In the States, I had taken advantage of being far away from my parents and my rigid culture. I was like a free bird until I met Len, the man who taught me about pain, cruelty, madness, and suffering.
When I was a child, a Buddhist master who passed through my house told my mother that I had some affinity for Buddhism. They call it huigen,wisdom roots. He could see the halo behind my head. Because I had a round, smiling face, all of the adults called me Little Buddha. It's strange that the little me could sometimes see many things. I had premonitions about my primary school language teacher's suicide, my math teacher's lung cancer, and the disappearance of the retarded boy from down the street. I even predicted my parents' separation. They divorced when I was eleven years old – I was so calm people found it incomprehensible. I wonder when I lost the ability to see things as a child. The Little Buddha with wisdom roots couldn't resist the intensity of Len's ardent but melancholy gaze.
There is this Buddhist asceticism: "Free from human desires and passions; physical existence is vanity." I discover that as I grow older, I'm further and further away from being "free from human desires and passions." Why did I succumb to obsession, violating the greatest taboo in Buddhist doctrine? Why did love so confuse my heart and mind? Beibei says I'm a qingzhong, the seed of emotions. I don't object to it. After all, my parents pursued their forbidden love out of their mutual irresi
stible attraction. I'm a product of passion.
Here, in this entertaining, ever-changing China, all those memories of Len and the times we shared seem so far away – as far away as America itself. I sometimes find myself going days, or even weeks, without thinking about Len at all. When I do think about him, it is as if he is a burglar who has somehow snuck past the security of my busy mind and is robbing me of the peace I came to China to find.

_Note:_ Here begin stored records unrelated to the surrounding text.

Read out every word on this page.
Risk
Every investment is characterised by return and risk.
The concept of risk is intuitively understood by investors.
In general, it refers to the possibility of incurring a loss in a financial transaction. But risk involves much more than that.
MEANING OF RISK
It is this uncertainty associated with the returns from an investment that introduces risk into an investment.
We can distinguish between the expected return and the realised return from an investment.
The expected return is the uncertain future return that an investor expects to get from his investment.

I, the young female journalist, seem to have it all here: good pay, a nice job, a busy social life. But I still get bored easily, and I constantly look for excitement. Seek pleasure, avoid pain: perhaps I'm becoming a hedonist like Beibei. Even if a hedonist's life has no meaning, at least it is comfortable. Comfort, home, for me are vital.
POPULAR PHRASES
ERGUOTOU: Fiery Chinese corn liquor.
QINGZHONG: The seed of emotions; refers to awful romantic partners.

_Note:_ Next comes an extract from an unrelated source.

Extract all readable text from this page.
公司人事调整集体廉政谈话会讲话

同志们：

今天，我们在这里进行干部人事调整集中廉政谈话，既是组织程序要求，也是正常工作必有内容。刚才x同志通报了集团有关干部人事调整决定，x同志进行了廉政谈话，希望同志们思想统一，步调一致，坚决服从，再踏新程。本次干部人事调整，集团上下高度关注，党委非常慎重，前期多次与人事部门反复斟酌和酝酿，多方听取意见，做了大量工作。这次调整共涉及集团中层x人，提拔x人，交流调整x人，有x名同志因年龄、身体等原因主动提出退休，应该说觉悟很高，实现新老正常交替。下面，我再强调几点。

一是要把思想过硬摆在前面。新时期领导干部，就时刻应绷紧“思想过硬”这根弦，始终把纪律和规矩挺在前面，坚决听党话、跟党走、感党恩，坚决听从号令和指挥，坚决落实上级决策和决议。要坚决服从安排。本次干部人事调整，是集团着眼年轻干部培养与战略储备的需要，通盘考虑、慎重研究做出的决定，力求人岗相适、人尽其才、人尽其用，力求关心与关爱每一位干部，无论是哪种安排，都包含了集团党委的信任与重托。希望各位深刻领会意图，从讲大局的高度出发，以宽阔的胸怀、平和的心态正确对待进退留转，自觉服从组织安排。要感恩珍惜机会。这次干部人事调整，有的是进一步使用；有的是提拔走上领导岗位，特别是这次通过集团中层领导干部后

HUIGEN: Wisdom roots, affinity with Buddhism.
9 Taking Revenge on Chinese Women
As my friends and I are talking about Jeremy Irons, the doorbell rings. Here comes a Chinese man, a stranger.
"Is this where the Jeremy Irons fan club is meeting?" he asks, hesitating.
"Yes. Are you a fan as well?" I ask.
"Yes. My name is John," the man says. He is a bit nervous.
"Yes. Come on in. Let's watch Damage together." I let him in.
John has reasons to be nervous. All the other fan members at my house are women.